What is Trigger Finger?
Trigger finger is a painful, clicking, or locking of the finger or thumb due to thickening of the tendons usually occurring in adults over 40 years. It also occasionally occurs in toddlers where the finger (usually the thumb) is painless but stuck in a bent position.
The tendons are tough, fibrous cords that connect the muscles of the forearm to the bones of the fingers and thumb, so we can bend (flex) and straighten (extend) our fingers. The flexor tendons glide through a tunnel called the tendon sheath. The sheath is lined with a thin membrane called synovium. The synovium produces lubricating fluid that helps reduce friction as the tendons glide through the tendon sheath. The tendon sheath has several thick, fibrous sections called pulleys.
What are the causes?
Trigger finger is caused by the pulleys thickening, which narrows the tunnel, and the thickening of the flexor tendons. This leads to increased friction and irritation/more swelling of the tendon.
Certain inflammatory conditions such as rheumatoid arthritis, psoriatic arthritis and gout can cause trigger finger. The synovial covering of the sheath becomes thickened to several times its normal size when inflamed by these conditions. The tendon is no longer able to glide freely and may swell, forming a nodular thickening at the point where it tries to pass into the tunnel.
Trigger finger may also be associated with conditions such as diabetes, hypothyroidism & pregnancy which all cause thickening of the sheath or tendons. It can also occur in small children. The cause in children is poorly understood but possibly tendon thickening follows a minor injury.

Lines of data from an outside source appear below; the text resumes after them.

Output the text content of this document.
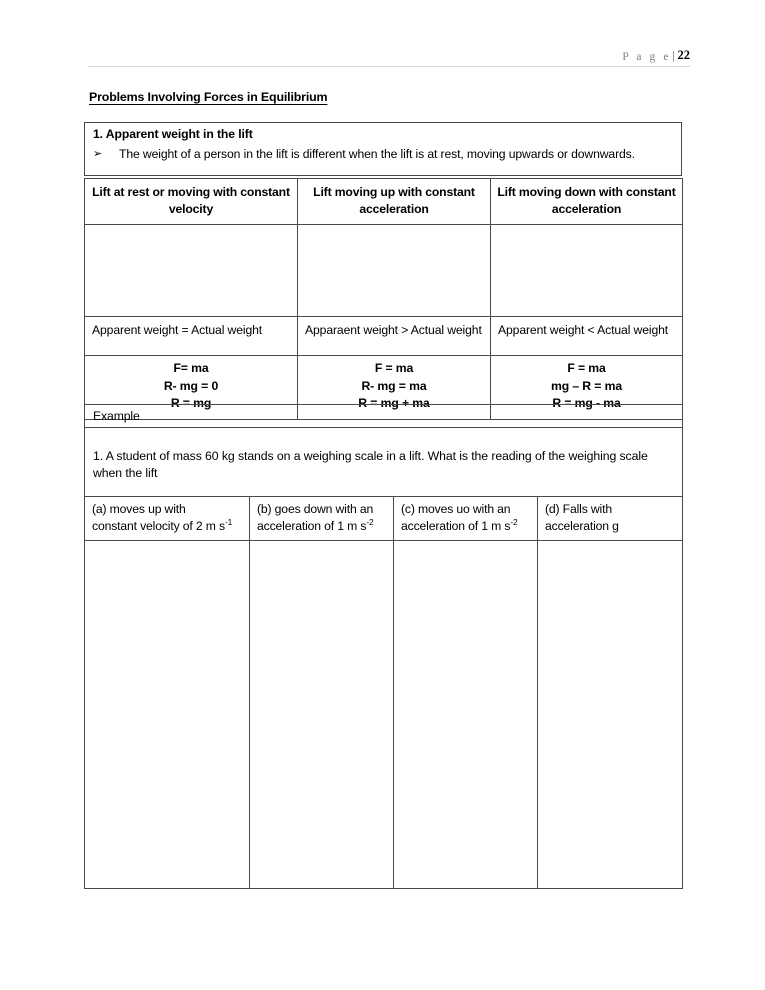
P a g e | 22
Problems Involving Forces in Equilibrium
1. Apparent weight in the lift
➢	The weight of a person in the lift is different when the lift is at rest, moving upwards or downwards.
Lift at rest or moving with constant velocity	Lift moving up with constant acceleration	Lift moving down with constant acceleration

Apparent weight = Actual weight	Apparaent weight > Actual weight	Apparent weight < Actual weight
F= ma
R- mg = 0
R = mg	F = ma
R- mg = ma
R = mg + ma	F = ma
mg – R = ma
R = mg - ma
Example			
1. A student of mass 60 kg stands on a weighing scale in a lift. What is the reading of the weighing scale when the lift			
(a) moves up with
constant velocity of 2 m $s^{-1}$	(b) goes down with an
acceleration of 1 m $s^{-2}$	(c) moves uo with an
acceleration of 1 m $s^{-2}$	(d) Falls with
acceleration g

Trigger finger may be precipitated by very repetitive gripping activities or use of tools. During forceful bending of the finger or thumb, the enlarged portion of the tendon is dragged through the constricted opening. This motion is often accompanied by a painful click. The finger or thumb may become locked in a bent or straight position. Straightening the finger or thumb may require using the other hand to pull the finger out straight causing a painful snap as the swollen part of the tendon passes back through the sheath.
What are the signs & symptoms?
Before development of the actual u201ctriggeringu201d, the first sign may be discomfort in the palm at the base of the affected finger. Painful clicking is the most common symptom. As the condition progresses the finger may become locked. In children the condition is usually painless and is only noticed when the thumb becomes stuck in the bent position.
How is it treated?
If symptoms are mild, the initial treatment may involve the use of a small plastic splint that slides over the finger to reduce the movement of the tendon and reduce swelling, often in conjunction with a steroid injection into the tendon sheath. Steroids are very strong anti-inflammatories and reduce swelling slowly over several weeks, in conjunction with splint treatment. The splint is worn for four weeks both day and night and removed only for washing.
Surgery is recommended in adults when non-operative treatment doesn’t work, if symptoms have been present for many months, or the finger is locked.
Surgery is not advised in children under 3 years of age as most cases resolve spontaneously. If the deformity has not corrected by the age of 3 years, surgery is advised.
Surgery is performed as day surgery under general or local anaesthetic and sedation in adults, or a short general anaesthetic in toddlers. A 1cm incision is made in the palm at the base of the affected finger or thumb. The first (A1) pulley is released, relieving the constriction of the tendon as it passes through the sheath.
In cases involving inflammation of the tendon lining, it may be necessary to remove the thickened synovial covering surrounding the tendon (tenosynovectomy). A light dressing is then applied to protect the wound but allow the finger to move. The dressing must be kept dry for the first 2 weeks. The hand can be used for light activities and you will be instructed to gently stretch the finger straight for 5 minutes, three times each day.
What about recovery?
2 weeks: Dressings & stitches are removed by surgeon. Dissolving sutures are used in infants.
6-8 weeks: You will have a progress review with the surgeon. Activities requiring the use of the affected hand may be uncomfortable for 6-8 weeks. The scar will be quite thick for the first two months then will flatten.
12 weeks: All swelling resolved, and hand use returned to normal.